Breaking Inner Vows

Mary-Hannah O
2 min readFeb 21, 2024

Recently, I have been reckoning with the realities of my life now, on the cusp of 24, and what I thought life would be ten years ago as an ambitious yet somewhat naive 14 year old. It is within the last year or so that I have realized that my adolescent self had made a series of inner vows which had guided many of my decisions, thoughts, and attitudes about myself and my worth in the world up until very recently.

I had equated success with accolades, and measured my worth by the weight of my achievements and ‘impact’. I had enjoyed a fairly coddled and formulaic rhythm in life — work hard, get the grades or the part time job, pass the exam, relish the praise. Set, rinse, repeat. But as the traditional successes such as grades and work paled, my formula to things began to return with ‘message error’ and I questioned my place and value in the world and the lives of those around me.

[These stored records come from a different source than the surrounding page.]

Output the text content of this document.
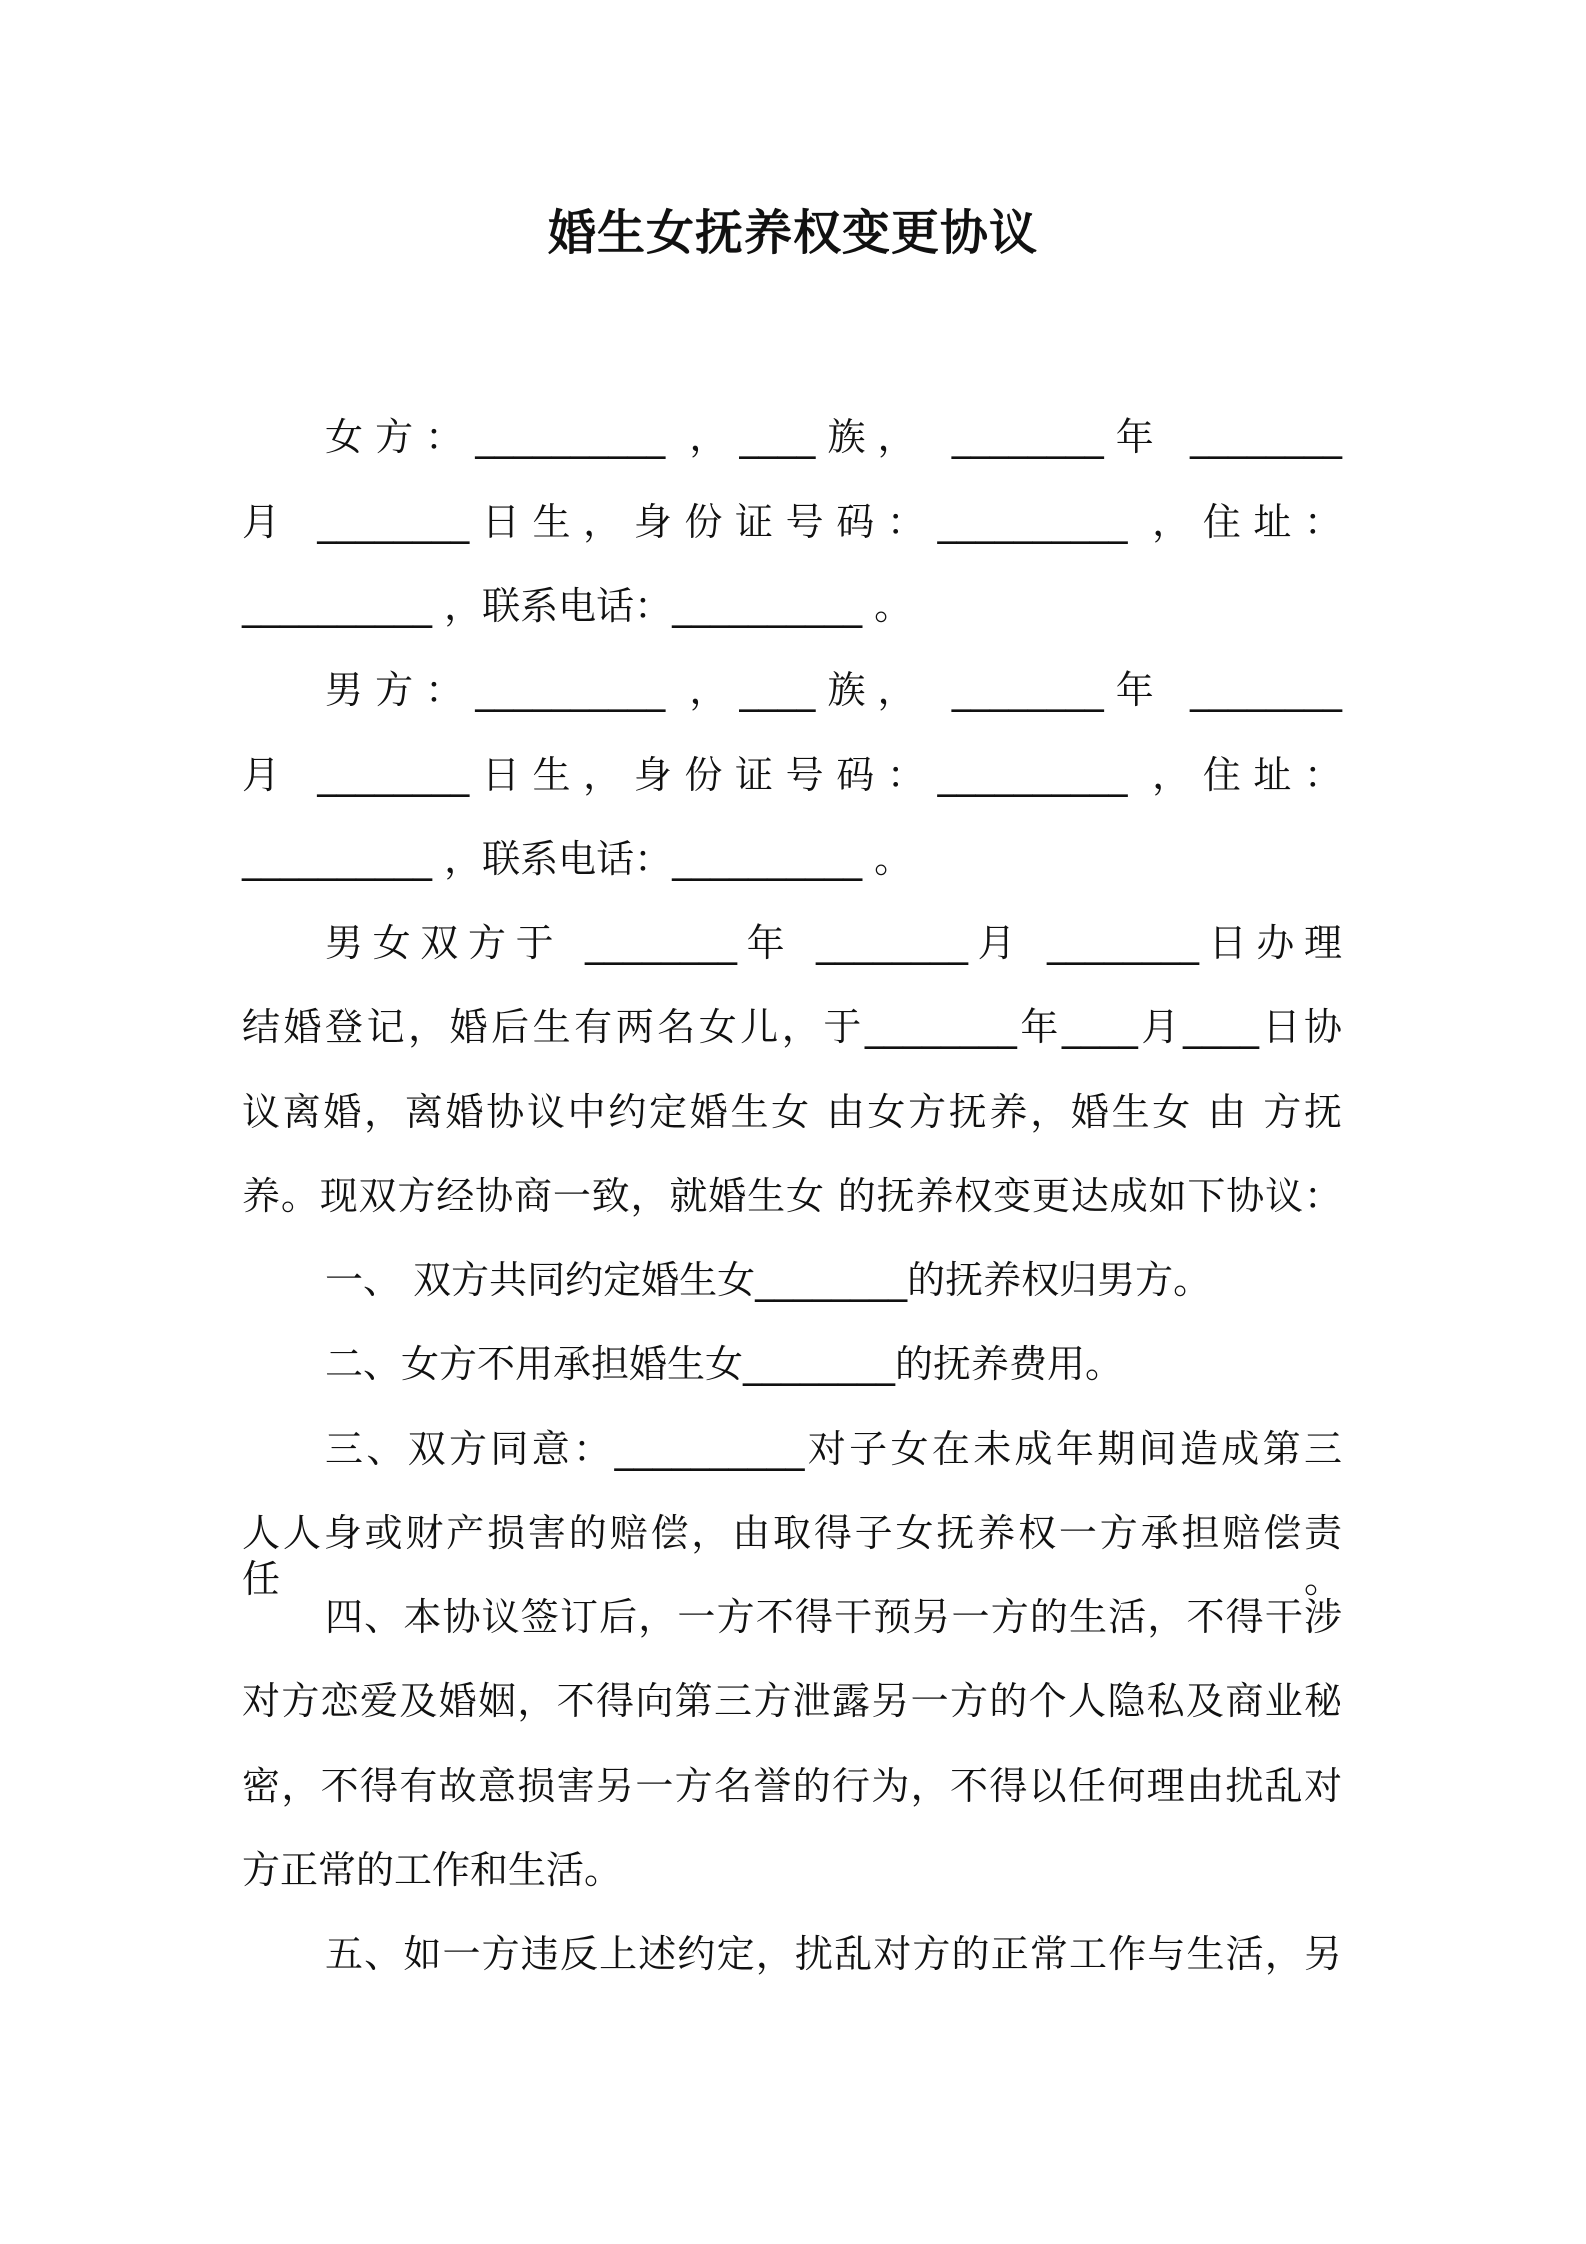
婚生女抚养权变更协议
女方：__________ ，____族， ________年 ________
月 ________日生，身份证号码：__________ ，住址：
__________ ，联系电话：__________ 。
男方：__________ ，____族， ________年 ________
月 ________日生，身份证号码：__________ ，住址：
__________ ，联系电话：__________ 。
男女双方于 ________年 ________月 ________日办理
结婚登记，婚后生有两名女儿，于________年____月____日协
议离婚，离婚协议中约定婚生女 由女方抚养，婚生女 由 方抚
养。现双方经协商一致，就婚生女 的抚养权变更达成如下协议：
一、 双方共同约定婚生女________的抚养权归男方。
二、女方不用承担婚生女________的抚养费用。
三、双方同意：__________对子女在未成年期间造成第三
人人身或财产损害的赔偿，由取得子女抚养权一方承担赔偿责任。
四、本协议签订后，一方不得干预另一方的生活，不得干涉
对方恋爱及婚姻，不得向第三方泄露另一方的个人隐私及商业秘
密，不得有故意损害另一方名誉的行为，不得以任何理由扰乱对
方正常的工作和生活。
五、如一方违反上述约定，扰乱对方的正常工作与生活，另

Comparison was the quagmire that swamped my thoughts and I resented myself for the choices I had made in my youth even with the best of my adolescent intentions. Things had not played out in the way that I had expected or hoped. I was and still am surrounded by brilliant individuals, many of whom walk paths that have led them to roads of traditional success, status, and accolades. Whereas, every day I felt the gaping hole of my apparent insufficiency and disappointment widening until it threatened to swallow me hole.

The reality is that in the self-conscious anxiety of my youth, I had made inner vows that warred against any possibility of rejection or perceptions that I was not ‘good enough’. I had made inner vows to always be the best, to never not be chosen, to get the part and consistently play the part of the formidable elder Yoruba daughter with an impeccable academic record, enviable professional prospects, and the picture-perfect life.

I do not desire any less for myself now than I did then in terms of the desire to love and be loved, make meaningful connections and do important and impactful work. But I have had to break those inner vows, and transform my guiding motives. The fear of rejection or not being chosen no longer pioneers my decisions, and I am learning to move through life with a value-driven perspective. What is it that I desire from a specific experience or opportunity? Who is it that I aspire to become? How do I want to make an impact or better yet be impacted? In other words, Why do I care? It is these considerations that have shattered the hollow shell that had once enclosed all the things that I deemed worthy of being held dear. I move forward now with an iron vow to always stay true to myself and my values, and live my life in my own lane and at my own pace.